Die Einnahmen fallen aber auch aus einem weiteren Grund, wenn Berlin Neubauten von der Liste streicht. Der Bau von Hochschulen etwa wird zur Hälfte vom Bund finanziert, und an den Kosten für Eisenbahnbrücken ist die Bahn AG beteiligt. Verzichtet Berlin auf diese Projekte, gehen dem Land zusätzlich die Bundeszuschüsse verloren. Experten schätzen, daß an den 10,71 Milliarden Mark für Sachausgaben und Investitionen höchstens ein Zehntel gespart werden kann. Mehr ist nicht drin. Wenn die neue Landesregierung mehr sparen will, muß sie Verträge kündigen, Gehälter kürzen und Gesetze ändern.

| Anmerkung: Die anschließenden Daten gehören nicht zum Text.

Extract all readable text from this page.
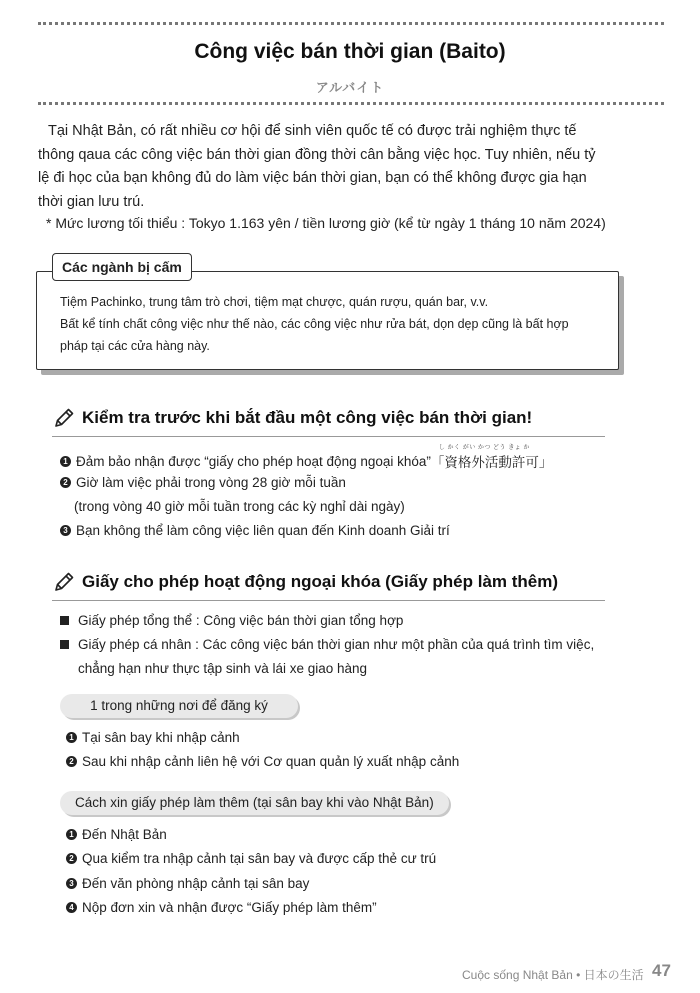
Công việc bán thời gian (Baito)
アルバイト
Tại Nhật Bản, có rất nhiều cơ hội để sinh viên quốc tế có được trải nghiệm thực tế
thông qaua các công việc bán thời gian đồng thời cân bằng việc học. Tuy nhiên, nếu tỷ
lệ đi học của bạn không đủ do làm việc bán thời gian, bạn có thể không được gia hạn
thời gian lưu trú.
* Mức lương tối thiểu : Tokyo 1.163 yên / tiền lương giờ (kể từ ngày 1 tháng 10 năm 2024)
Các ngành bị cấm
Tiệm Pachinko, trung tâm trò chơi, tiệm mạt chược, quán rượu, quán bar, v.v.
Bất kể tính chất công việc như thế nào, các công việc như rửa bát, dọn dẹp cũng là bất hợp
pháp tại các cửa hàng này.
Kiểm tra trước khi bắt đầu một công việc bán thời gian!
1 Đảm bảo nhận được “giấy cho phép hoạt động ngoại khóa”
し かく がい かつ どう きょ か
「資格外活動許可」
2 Giờ làm việc phải trong vòng 28 giờ mỗi tuần
(trong vòng 40 giờ mỗi tuần trong các kỳ nghỉ dài ngày)
3 Bạn không thể làm công việc liên quan đến Kinh doanh Giải trí
Giấy cho phép hoạt động ngoại khóa (Giấy phép làm thêm)
Giấy phép tổng thể : Công việc bán thời gian tổng hợp
Giấy phép cá nhân : Các công việc bán thời gian như một phần của quá trình tìm việc,
chẳng hạn như thực tập sinh và lái xe giao hàng
1 trong những nơi để đăng ký
1 Tại sân bay khi nhập cảnh
2 Sau khi nhập cảnh liên hệ với Cơ quan quản lý xuất nhập cảnh
Cách xin giấy phép làm thêm (tại sân bay khi vào Nhật Bản)
1 Đến Nhật Bản
2 Qua kiểm tra nhập cảnh tại sân bay và được cấp thẻ cư trú
3 Đến văn phòng nhập cảnh tại sân bay
4 Nộp đơn xin và nhận được “Giấy phép làm thêm”
Cuộc sống Nhật Bản • 日本の生活 47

Noch eiern die Politiker der Großen Koalition herum, wenn sie Sparvorschläge machen wollen. So behauptet die SPD-Spitze, mit ihr werde es „keinen voreiligen“ Verkauf von Bewag-Anteilen geben, auch werde sie keine Anteile von Wohnungsbaugesellschaften veräußern. Bis zu dem dritten Sondierungsgespräch von CDU und SPD vorgestern abend war die gemeinsame Sprachregelung beider Parteien, daß sie anderseits aber eine Erhöhung der Neuverschuldung „nicht ausschließen“. Am Mittwoch abend aber sagte erstmals der Regierende Bürgermeister Eberhard Diepgen (CDU) auch, man müsse an die gesetzlichen Leistungen „heran“. Auf Nachfrage räumte er unwillig ein, daß dies der erste Schritt auf dem Weg zu einem Haushaltsstrukturgesetz sei. In diesem Gesetz würden Senat und Abgeordnetenhaus ihre Ziele für die kommenden zehn Jahre formulieren.

Berlin hat zwei Möglichkeiten. Das Land kann versuchen, mit Bundesratsinitiativen Zahlungen einzuschränken, die Bund und Land Geld kosten, wie etwa das Wohngeld. Bei Leistungen allein auf Grundlage von Landesgesetzen genügen Gesetzesänderungen des Abgeordnetenhauses. Darunter fallen zusätzliche Leistungen bei der Sozial-, Jugend- und Familienhilfe wie die Hilfe in besonderen Lebenslagen oder die Versorgungsbezüge ehemaliger Senatsmitglieder (1996: 2,7 Millionen Mark), Lohnkostenzuschüsse bei ABM-Projekten, ein Teil der Entschädigungsleistungen für Kriegsopfer, die Zuschüsse an Privatschulen und die Kirche sowie die Bezüge für Abgeordnete und Bezirksverordnete.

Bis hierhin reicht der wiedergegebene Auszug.